Ex Parte KRAUS - Page 25



             Appeal No. 2005-0841                                                                                 
             Application No. 08/230,083                                                                           

                          Hester argues that an analogy cannot be made with                                       
                    prosecution history estoppel because the reissue                                              
                    procedure and prosecution history estoppel are the                                            
                    antithesis of one another--reissue allows an expansion                                        
                    of patent rights whereas prosecution history estoppel                                         
                    is limiting.  However, Hester's argument is                                                   
                    unpersuasive.  The analogy is not to the broadening                                           
                    aspect of reissue.  Rather, the analogy is with the                                           
                    recapture rule, which restricts the permissible range                                         
                    of expansion through reissue just as prosecution                                              
                    history estoppel restricts the permissible range of                                           
                    equivalents under the doctrine of equivalents.                                                
                          This court earlier concluded that prosecution                                           
                    history estoppel can arise by way of unmistakable                                             
                    assertions made to the Patent Office in support of                                            
                    patentability, just as it can arise by way of                                                 
                    amendments to avoid prior art.  See, e.g., Texas                                              
                    Instruments, Inc. v. International Trade Comm'n, 998                                          
                    F.2d 1165, 1174, 26 USPQ2d 1018, 1025 (Fed. Cir. 1993).                                       

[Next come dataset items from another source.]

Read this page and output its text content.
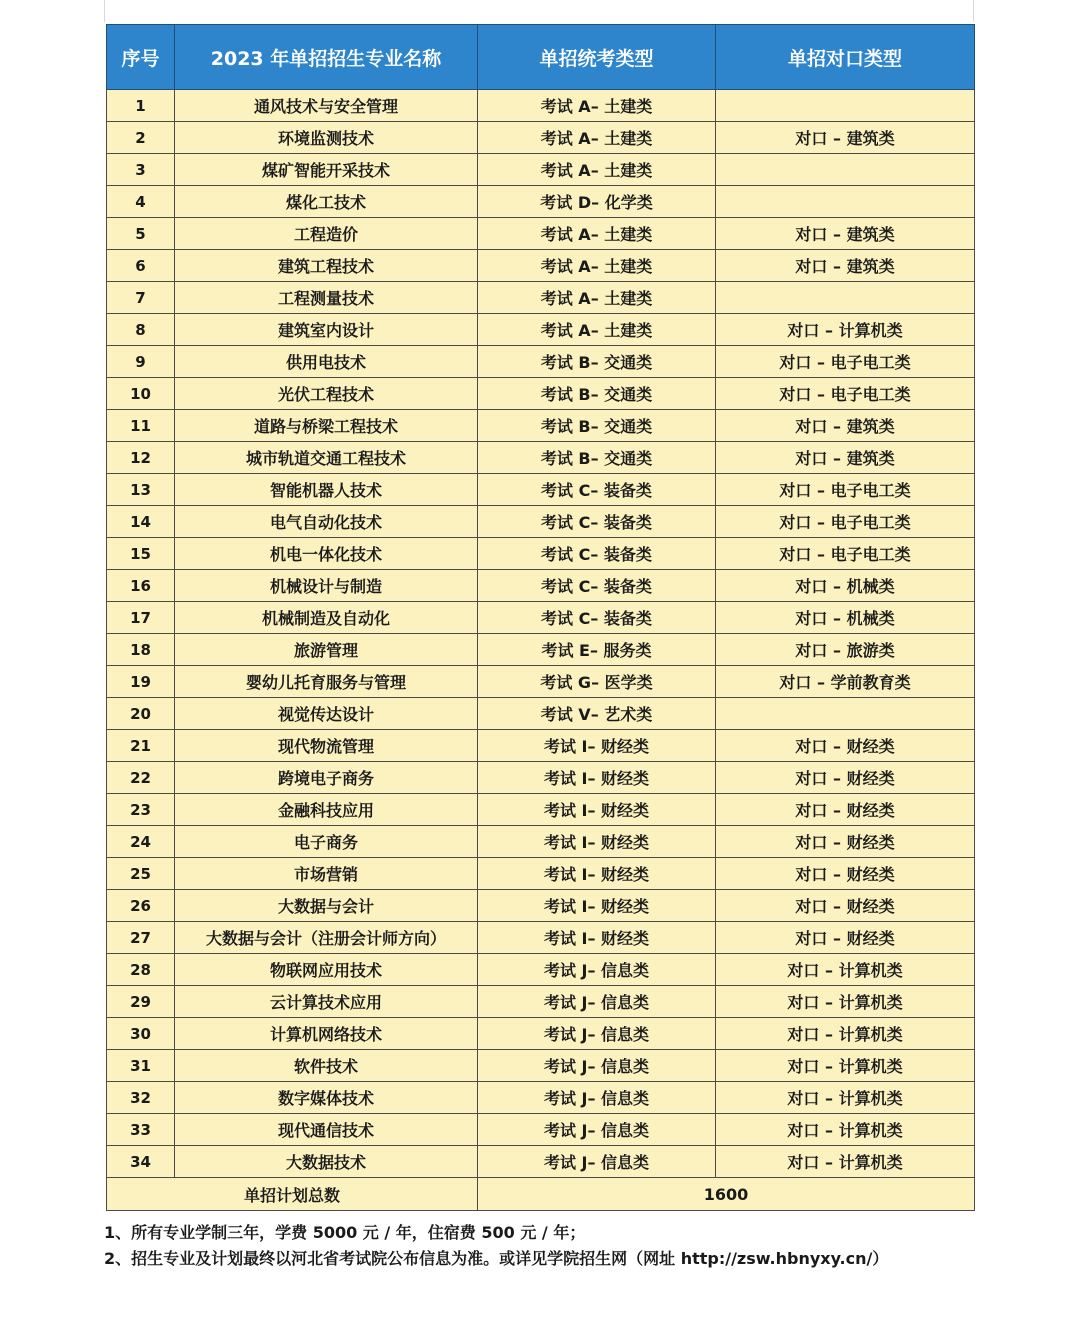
序号	2023 年单招招生专业名称	单招统考类型	单招对口类型
1	通风技术与安全管理	考试 A– 土建类	
2	环境监测技术	考试 A– 土建类	对口 – 建筑类
3	煤矿智能开采技术	考试 A– 土建类	
4	煤化工技术	考试 D– 化学类	
5	工程造价	考试 A– 土建类	对口 – 建筑类
6	建筑工程技术	考试 A– 土建类	对口 – 建筑类
7	工程测量技术	考试 A– 土建类	
8	建筑室内设计	考试 A– 土建类	对口 – 计算机类
9	供用电技术	考试 B– 交通类	对口 – 电子电工类
10	光伏工程技术	考试 B– 交通类	对口 – 电子电工类
11	道路与桥梁工程技术	考试 B– 交通类	对口 – 建筑类
12	城市轨道交通工程技术	考试 B– 交通类	对口 – 建筑类
13	智能机器人技术	考试 C– 装备类	对口 – 电子电工类
14	电气自动化技术	考试 C– 装备类	对口 – 电子电工类
15	机电一体化技术	考试 C– 装备类	对口 – 电子电工类
16	机械设计与制造	考试 C– 装备类	对口 – 机械类
17	机械制造及自动化	考试 C– 装备类	对口 – 机械类
18	旅游管理	考试 E– 服务类	对口 – 旅游类
19	婴幼儿托育服务与管理	考试 G– 医学类	对口 – 学前教育类
20	视觉传达设计	考试 V– 艺术类	
21	现代物流管理	考试 I– 财经类	对口 – 财经类
22	跨境电子商务	考试 I– 财经类	对口 – 财经类
23	金融科技应用	考试 I– 财经类	对口 – 财经类
24	电子商务	考试 I– 财经类	对口 – 财经类
25	市场营销	考试 I– 财经类	对口 – 财经类
26	大数据与会计	考试 I– 财经类	对口 – 财经类
27	大数据与会计（注册会计师方向）	考试 I– 财经类	对口 – 财经类
28	物联网应用技术	考试 J– 信息类	对口 – 计算机类
29	云计算技术应用	考试 J– 信息类	对口 – 计算机类
30	计算机网络技术	考试 J– 信息类	对口 – 计算机类
31	软件技术	考试 J– 信息类	对口 – 计算机类
32	数字媒体技术	考试 J– 信息类	对口 – 计算机类
33	现代通信技术	考试 J– 信息类	对口 – 计算机类
34	大数据技术	考试 J– 信息类	对口 – 计算机类
单招计划总数		1600	
1、所有专业学制三年，学费 5000 元 / 年，住宿费 500 元 / 年；
2、招生专业及计划最终以河北省考试院公布信息为准。或详见学院招生网（网址 http://zsw.hbnyxy.cn/）
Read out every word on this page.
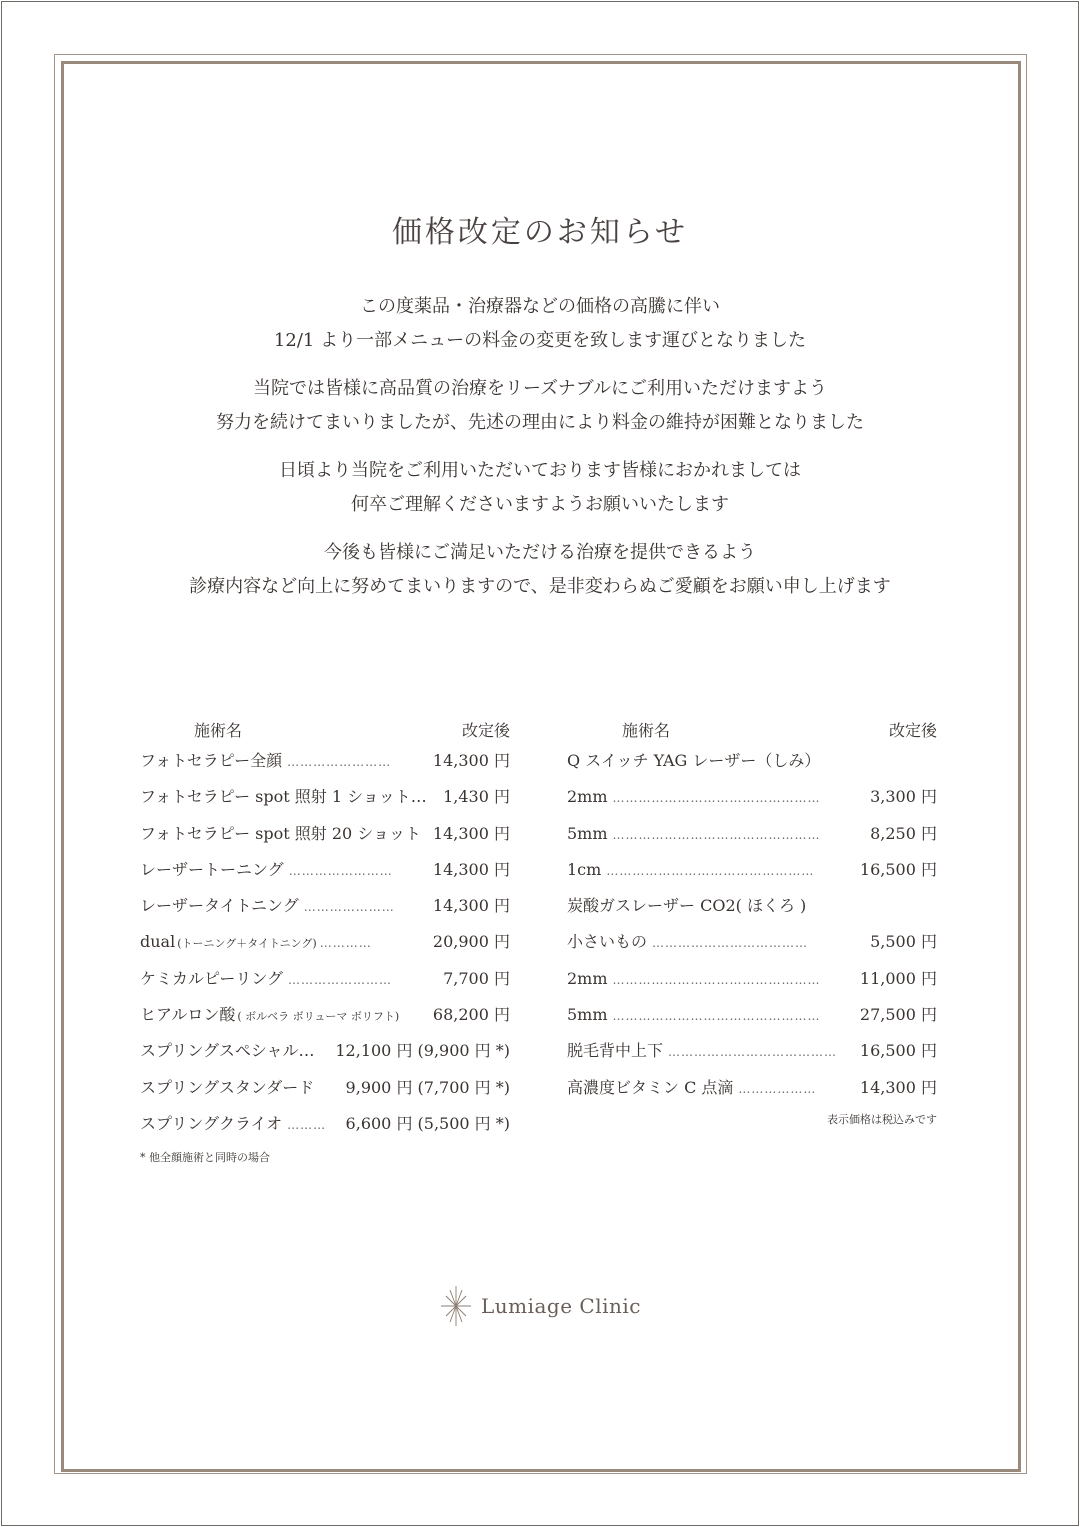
価格改定のお知らせ
この度薬品・治療器などの価格の高騰に伴い
12/1 より一部メニューの料金の変更を致します運びとなりました
当院では皆様に高品質の治療をリーズナブルにご利用いただけますよう
努力を続けてまいりましたが、先述の理由により料金の維持が困難となりました
日頃より当院をご利用いただいております皆様におかれましては
何卒ご理解くださいますようお願いいたします
今後も皆様にご満足いただける治療を提供できるよう
診療内容など向上に努めてまいりますので、是非変わらぬご愛顧をお願い申し上げます
施術名	改定後
フォトセラピー全顔 ……………………	14,300 円
フォトセラピー spot 照射 1 ショット… 1,430 円
フォトセラピー spot 照射 20 ショット 14,300 円
レーザートーニング ……………………	14,300 円
レーザータイトニング …………………	14,300 円
dual (トーニング＋タイトニング) …………	20,900 円
ケミカルピーリング ……………………	7,700 円
ヒアルロン酸 ( ボルベラ ボリューマ ボリフト) 68,200 円
スプリングスペシャル… 12,100 円 (9,900 円 *)
スプリングスタンダード 9,900 円 (7,700 円 *)
スプリングクライオ ………	6,600 円 (5,500 円 *)
* 他全顔施術と同時の場合
施術名	改定後
Q スイッチ YAG レーザー（しみ）
2mm …………………………………………	3,300 円
5mm …………………………………………	8,250 円
1cm …………………………………………	16,500 円
炭酸ガスレーザー CO2( ほくろ )
小さいもの ………………………………	5,500 円
2mm …………………………………………	11,000 円
5mm …………………………………………	27,500 円
脱毛背中上下 …………………………………	16,500 円
高濃度ビタミン C 点滴 ………………	14,300 円
表示価格は税込みです
Lumiage Clinic
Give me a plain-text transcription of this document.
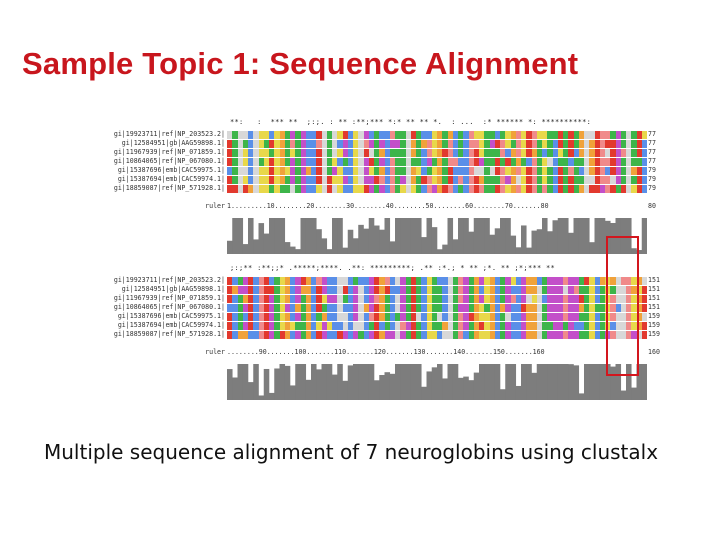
Sample Topic 1: Sequence Alignment
**:   :  *** **  ;:;. : ** :**;*** *:* ** ** *.  : ...  :* ****** *: **********:
gi|19923711|ref|NP_203523.2|
gi|12584951|gb|AAG59898.1|
gi|11967939|ref|NP_071859.1|
gi|10864065|ref|NP_067080.1|
gi|15387696|emb|CAC59975.1|
gi|15387694|emb|CAC59974.1|
gi|18859087|ref|NP_571928.1|
77
77
77
77
79
79
79
ruler 1.........10........20........30........40........50........60........70.......80	80
;:;** :**;;* .*****;****. .**: *********; .** :*.; * ** ;*. ** ;*;*** **
gi|19923711|ref|NP_203523.2|
gi|12584951|gb|AAG59898.1|
gi|11967939|ref|NP_071859.1|
gi|10864065|ref|NP_067080.1|
gi|15387696|emb|CAC59975.1|
gi|15387694|emb|CAC59974.1|
gi|18859087|ref|NP_571928.1|
151
151
151
151
159
159
159
ruler ........90.......100.......110.......120.......130.......140.......150.......160	160
Multiple sequence alignment of 7 neuroglobins using clustalx
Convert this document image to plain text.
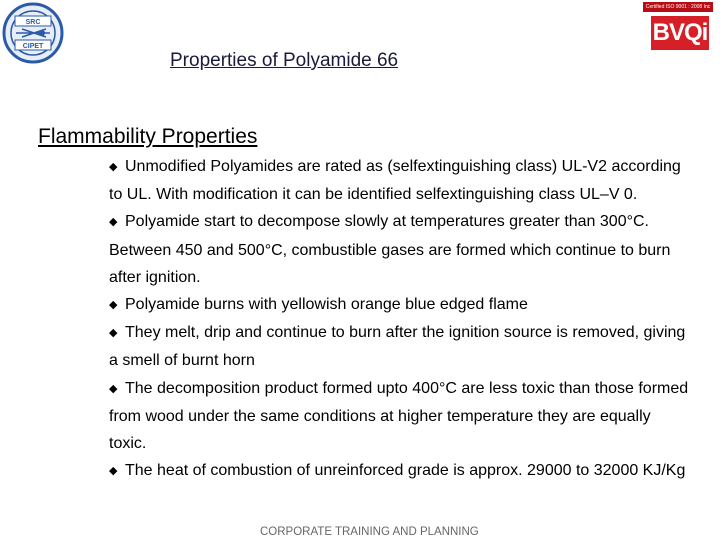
SRC
CIPET
Certified ISO 9001 : 2008 Inc
BVQi
Properties of Polyamide 66
Flammability Properties

◆ Unmodified Polyamides are rated as (selfextinguishing class) UL-V2 according to UL. With modification it can be identified selfextinguishing class UL–V 0.

◆ Polyamide start to decompose slowly at temperatures greater than 300°C. Between 450 and 500°C, combustible gases are formed which continue to burn after ignition.

◆ Polyamide burns with yellowish orange blue edged flame

◆ They melt, drip and continue to burn after the ignition source is removed, giving a smell of burnt horn

◆ The decomposition product formed upto 400°C are less toxic than those formed from wood under the same conditions at higher temperature they are equally toxic.

◆ The heat of combustion of unreinforced grade is approx. 29000 to 32000 KJ/Kg

CORPORATE TRAINING AND PLANNING
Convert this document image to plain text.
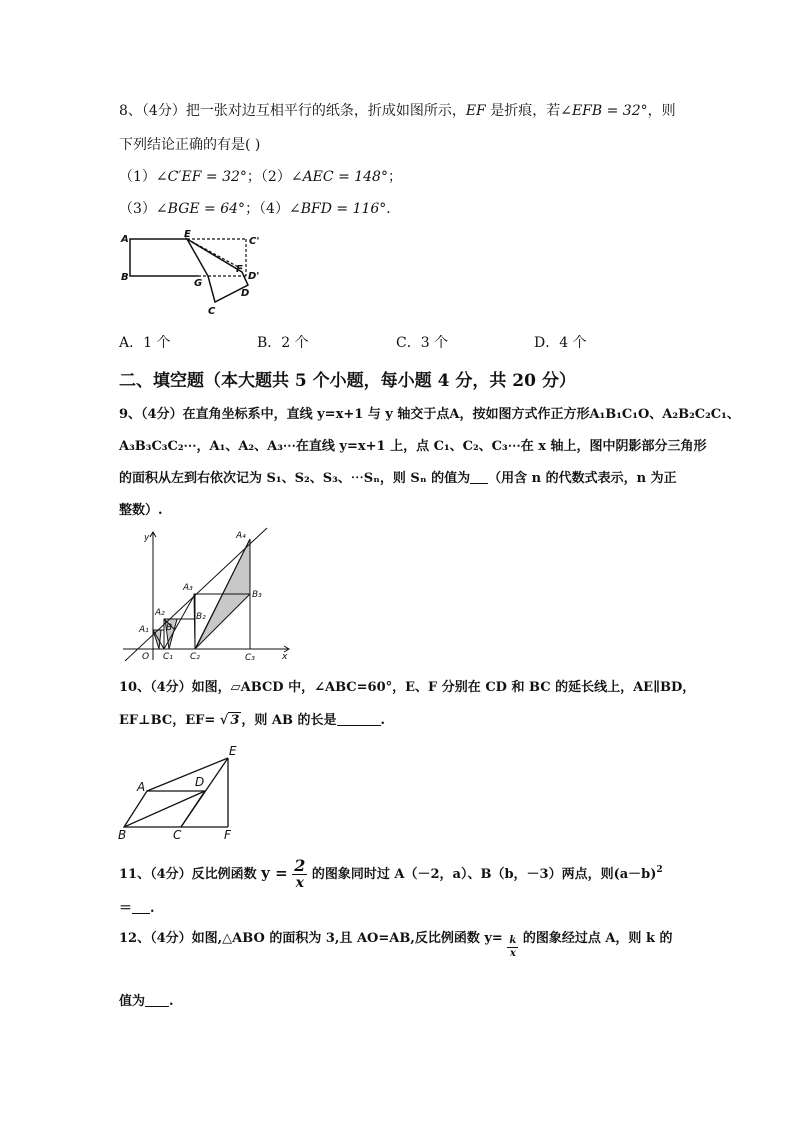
8、（4分）把一张对边互相平行的纸条，折成如图所示，EF 是折痕，若∠EFB = 32°，则
下列结论正确的有是( )
（1）∠C′EF = 32°；（2）∠AEC = 148°；
（3）∠BGE = 64°；（4）∠BFD = 116°．
A	E
C'
B
G
F
D'
D
C
A．1 个	B．2 个	C．3 个	D．4 个
二、填空题（本大题共 5 个小题，每小题 4 分，共 20 分）
9、（4分）在直角坐标系中，直线 y=x+1 与 y 轴交于点A，按如图方式作正方形A₁B₁C₁O、A₂B₂C₂C₁、
A₃B₃C₃C₂⋯，A₁、A₂、A₃⋯在直线 y=x+1 上，点 C₁、C₂、C₃⋯在 x 轴上，图中阴影部分三角形
的面积从左到右依次记为 S₁、S₂、S₃、⋯Sₙ，则 Sₙ 的值为 （用含 n 的代数式表示，n 为正
整数）.
y
x
O
A₁
A₂
A₃
A₄
B
B₂
B₃
C₁ C₂	C₃
10、（4分）如图，▱ABCD 中，∠ABC=60°，E、F 分别在 CD 和 BC 的延长线上，AE∥BD，
EF⊥BC，EF= √ 3 ，则 AB 的长是	.
A	D
E
B	C	F
11、（4分）反比例函数 $y = \frac{2}{x}$ 的图象同时过 A（－2，a）、B（b，－3）两点，则$(a-b)^2$
＝ .
12、（4分）如图,△ABO 的面积为 3,且 AO=AB,反比例函数 $y= \frac{k}{x}$ 的图象经过点 A，则 k 的
值为 .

             See also Festo Corp. v. Shoketsu Kinzoku Kogyo Kabushiki Co.,                                        
             234 F.3d 558, 602, 56 USPQ2d 1865, 1899 (Fed. Cir. 2000) (Festo                                      
             I), vacated and remanded, 535 U.S. 722, 122 S. Ct. 1831, 62                                          
             USPQ2d 1705 (2002) (Festo II)6 (Michel, J., concurring-in-part                                       
             and dissenting-in-part):                                                                             
                    [T]he law of prosecution history estoppel has developed                                       
                    with equal applicability to reissue patents and                                               
                    original patents whose claims were amended during                                             
                    prosecution.  By at least 1879, the Supreme Court                                             
                    recognized that the process of obtaining a reissue                                            
                    patent precluded the patentee from recapturing that                                           
                    which he had disclaimed (i.e., surrendered), through                                          
                    the reissuance process.                                                                       
                                                      (9)                                                         
             6   The "Festo" convention used in this opinion is:                                                  
             Festo I is the original in banc decision of the Federal Circuit.                                     
             Festo II is the decision of the Supreme Court.                                                       
             Festo III is the decision of the Federal Circuit on remand.